Load data
pacman::p_load(tidyverse, MASS, nnet)
dta <- read.table("C:/Users/ASUS/Desktop/data/youth_employment.txt", h=T)
head(dta)
## Employment Race Family DadEdu Income Local ASAB
## 1 Work Others Non-Intact Otherwise 0.4909 6.9 -0.110
## 2 School Others Non-Intact Otherwise 0.6940 4.8 0.452
## 3 Work Others Otherwise Otherwise 1.1000 6.5 0.967
## 4 Work Others Non-Intact College 1.5000 3.8 1.667
## 5 Work Others Non-Intact Otherwise 0.2544 6.9 0.000
## 6 School Others Non-Intact Otherwise 0.9391 5.4 0.000
str(dta)
## 'data.frame': 978 obs. of 7 variables:
## $ Employment: chr "Work" "School" "Work" "Work" ...

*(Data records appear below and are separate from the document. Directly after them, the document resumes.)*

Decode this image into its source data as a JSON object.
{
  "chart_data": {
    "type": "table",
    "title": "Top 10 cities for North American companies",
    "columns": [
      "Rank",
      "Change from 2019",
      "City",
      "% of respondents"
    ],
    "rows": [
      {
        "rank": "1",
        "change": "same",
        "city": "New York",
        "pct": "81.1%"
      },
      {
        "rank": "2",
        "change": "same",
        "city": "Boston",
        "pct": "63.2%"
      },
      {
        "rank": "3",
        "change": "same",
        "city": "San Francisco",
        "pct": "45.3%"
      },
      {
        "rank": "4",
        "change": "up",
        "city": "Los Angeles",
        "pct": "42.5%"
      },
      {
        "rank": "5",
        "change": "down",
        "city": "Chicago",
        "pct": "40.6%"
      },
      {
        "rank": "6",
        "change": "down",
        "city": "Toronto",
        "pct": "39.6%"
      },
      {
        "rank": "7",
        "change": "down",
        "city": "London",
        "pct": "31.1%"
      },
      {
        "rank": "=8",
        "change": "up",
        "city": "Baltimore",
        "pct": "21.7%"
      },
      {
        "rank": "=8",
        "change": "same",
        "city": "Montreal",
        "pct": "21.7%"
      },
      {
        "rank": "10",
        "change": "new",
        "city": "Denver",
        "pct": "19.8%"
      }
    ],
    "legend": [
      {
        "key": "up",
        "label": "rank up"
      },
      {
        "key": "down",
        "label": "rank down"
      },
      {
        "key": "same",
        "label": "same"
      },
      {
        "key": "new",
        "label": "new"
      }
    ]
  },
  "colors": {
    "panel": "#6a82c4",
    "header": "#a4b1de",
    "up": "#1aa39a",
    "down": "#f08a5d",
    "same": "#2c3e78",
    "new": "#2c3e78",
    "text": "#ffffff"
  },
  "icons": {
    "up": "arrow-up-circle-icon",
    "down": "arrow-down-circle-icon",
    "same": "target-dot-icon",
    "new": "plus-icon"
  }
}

## $ Race : chr "Others" "Others" "Others" "Others" ...
## $ Family : chr "Non-Intact" "Non-Intact" "Otherwise" "Non-Intact" ...
## $ DadEdu : chr "Otherwise" "Otherwise" "Otherwise" "College" ...
## $ Income : num 0.491 0.694 1.1 1.5 0.254 ...
## $ Local : num 6.9 4.8 6.5 3.8 6.9 5.4 4.2 6.2 6.2 6.9 ...
## $ ASAB : num -0.11 0.452 0.967 1.667 0 ...
dta$ID <- paste(1:978)
dta$Employment <- relevel(factor(dta$Employment), ref="Idle")
dta$Race <- relevel(factor(dta$Race), ref="Others", levels=c("Black", "Others"))
dta$Family <- relevel(factor(dta$Family), ref="Otherwise")
dta$DadEdu <- relevel(factor(dta$DadEdu), ref="Otherwise")
dta$Race <- relevel(factor(dta$Race), ref="Others")
dta$Family<-relevel(factor(dta$Family), ref="Non-Intact")
dta$DadEdu<-relevel(factor(dta$DadEdu), ref="Otherwise")
dta <- dta %>% mutate(Incf = ntile(Income, 3),Localf = ntile(Local, 2),
ASABf = ntile(ASAB, 3))
dta$Incf <- factor(dta$Incf, 1:3, labels = c("Low","Middle","High"))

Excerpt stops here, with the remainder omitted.